Religious and Theological Abstracts is a database that indexes many religious and theological journals and other literature. In 2005, one Guide to Research described it as a "popular reference" covering more than 600 periodicals in most major European languages (plus Hebrew and Afrikaans) beginning in 1948. It covers, "a wide array of periodical literature, including Christian, Jewish, and other world religions and some denominational and popular religious magazines."

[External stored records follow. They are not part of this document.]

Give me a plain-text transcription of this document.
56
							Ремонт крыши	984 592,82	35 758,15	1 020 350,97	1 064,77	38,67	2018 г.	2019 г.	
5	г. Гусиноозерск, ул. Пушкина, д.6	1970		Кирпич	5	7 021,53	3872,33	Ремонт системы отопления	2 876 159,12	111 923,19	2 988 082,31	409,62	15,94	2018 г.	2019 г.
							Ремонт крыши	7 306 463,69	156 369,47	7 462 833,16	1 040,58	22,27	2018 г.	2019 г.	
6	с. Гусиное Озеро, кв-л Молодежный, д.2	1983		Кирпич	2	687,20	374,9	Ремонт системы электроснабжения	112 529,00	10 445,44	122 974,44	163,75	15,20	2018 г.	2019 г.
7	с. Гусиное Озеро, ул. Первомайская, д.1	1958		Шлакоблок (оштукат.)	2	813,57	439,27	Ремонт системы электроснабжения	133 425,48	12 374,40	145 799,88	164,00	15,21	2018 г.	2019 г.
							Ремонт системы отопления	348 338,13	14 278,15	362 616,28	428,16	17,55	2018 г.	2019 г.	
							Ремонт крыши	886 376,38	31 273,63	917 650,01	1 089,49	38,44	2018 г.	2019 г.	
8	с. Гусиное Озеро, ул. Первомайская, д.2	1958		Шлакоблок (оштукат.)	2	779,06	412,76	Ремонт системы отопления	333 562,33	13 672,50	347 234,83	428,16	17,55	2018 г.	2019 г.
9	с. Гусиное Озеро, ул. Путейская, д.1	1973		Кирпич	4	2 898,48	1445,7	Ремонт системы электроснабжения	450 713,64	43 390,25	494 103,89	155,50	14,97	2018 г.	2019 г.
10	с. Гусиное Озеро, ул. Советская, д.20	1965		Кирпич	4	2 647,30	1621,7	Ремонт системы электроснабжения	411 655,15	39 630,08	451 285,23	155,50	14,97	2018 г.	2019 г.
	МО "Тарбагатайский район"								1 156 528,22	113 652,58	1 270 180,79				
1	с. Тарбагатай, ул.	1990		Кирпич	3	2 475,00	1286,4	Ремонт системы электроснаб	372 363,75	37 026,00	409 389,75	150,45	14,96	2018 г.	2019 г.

A guide to how to acquire documents for libraries stated, that

Because of the interrelationship between indexing and abstract services and the literature that they document, tools such as Religious and Theological Abstracts (1958-, Myerstown, PA), Religion Index One (1949-, Evanston, IL), and The Catholic Periodical and Literature Index (1930-, Catholic Library Association) often become de facto standards against which many librarians measure their collections. If a journal is indexed by one of these services, it becomes important on the grounds that the index service provides access points to the information contained in the articles themselves.

A guide to library research stated that "religion has its primary indexes in Religion Index One, Religion Index Two, Religious and Theological Abstracts, and a few other such titles."

In 2021, the journal had five staff and 25 volunteers.

The original editor was J. Creighton Christman; in 2024, the editor is William Sailer.